September 19-22, 2014 8th International Conference of Museums for Peace, No Gun Ri (NGR) International Peace Foundation,

South Korea The conference was convened under the joint aegis of the International Network of Museums for Peace (INMP) and the NGR
International Peace Foundation. The topic of the conference was on the Role of Museums for Peace in preventing War and Promoting Remembrance, Historical Truth and Reconciliation. The UCV is a member of the INMP and submitted the conference paper: „The role of Peace Museums in mobilizing youth towards a future without war‟. Introduction: This paper will explore the role of youth seen as agents of change for peace, their role as agents for change in museums and the potential for expanding the space for the engagement of youth in the peace museum network with the aim to mobilize youth towards imagining a future without war. “Increasing recognition of the essential role of youth in peace-building is now beginning to manifest itself in efforts to actualize that role. The future moral, social, and political challenge will be to see whether humanity can mobilize the energy, creativity, and vision of youth in pursuit of peace as successfully as it has in pursuit of war.”

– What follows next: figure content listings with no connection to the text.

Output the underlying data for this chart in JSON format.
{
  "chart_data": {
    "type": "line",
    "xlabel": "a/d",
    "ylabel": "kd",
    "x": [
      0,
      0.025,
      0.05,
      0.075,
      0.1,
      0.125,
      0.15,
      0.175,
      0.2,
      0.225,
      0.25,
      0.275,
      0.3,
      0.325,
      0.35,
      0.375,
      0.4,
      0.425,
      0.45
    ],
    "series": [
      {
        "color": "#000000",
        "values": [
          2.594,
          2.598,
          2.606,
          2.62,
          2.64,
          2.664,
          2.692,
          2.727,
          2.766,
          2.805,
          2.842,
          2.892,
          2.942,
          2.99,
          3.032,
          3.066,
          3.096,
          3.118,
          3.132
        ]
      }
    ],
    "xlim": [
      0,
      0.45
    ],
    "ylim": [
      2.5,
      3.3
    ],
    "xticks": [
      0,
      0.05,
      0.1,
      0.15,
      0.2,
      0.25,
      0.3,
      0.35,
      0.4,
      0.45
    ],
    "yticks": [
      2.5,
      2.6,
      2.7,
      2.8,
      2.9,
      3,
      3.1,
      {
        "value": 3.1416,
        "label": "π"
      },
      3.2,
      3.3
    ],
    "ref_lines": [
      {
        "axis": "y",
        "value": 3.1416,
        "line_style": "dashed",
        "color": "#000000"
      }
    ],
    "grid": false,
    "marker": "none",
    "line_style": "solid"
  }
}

Dr. Roshan Danesh, University of British Columbia (Canada), the European Peace University (Austria), British Columbia Justice Institute and senior member of International Education for Peace Institute. The immediacy of war and conflict reported through the media continues to sensitize generations of individuals to a continuing state of conflict and fear. Military-backed corporate governments and global concerns have a clear interest in reinforcing a scepticism of peace processes, with peace advocates and movements being characterized at best naïve and irrelevant and at worst unpatriotic, anti-democratic and subversive. A particular challenge for Peace Museums is to instil confidence that peace is not just a nostalgic buzz-word word on a T-shirt but a desirable as well as an attainable state of being.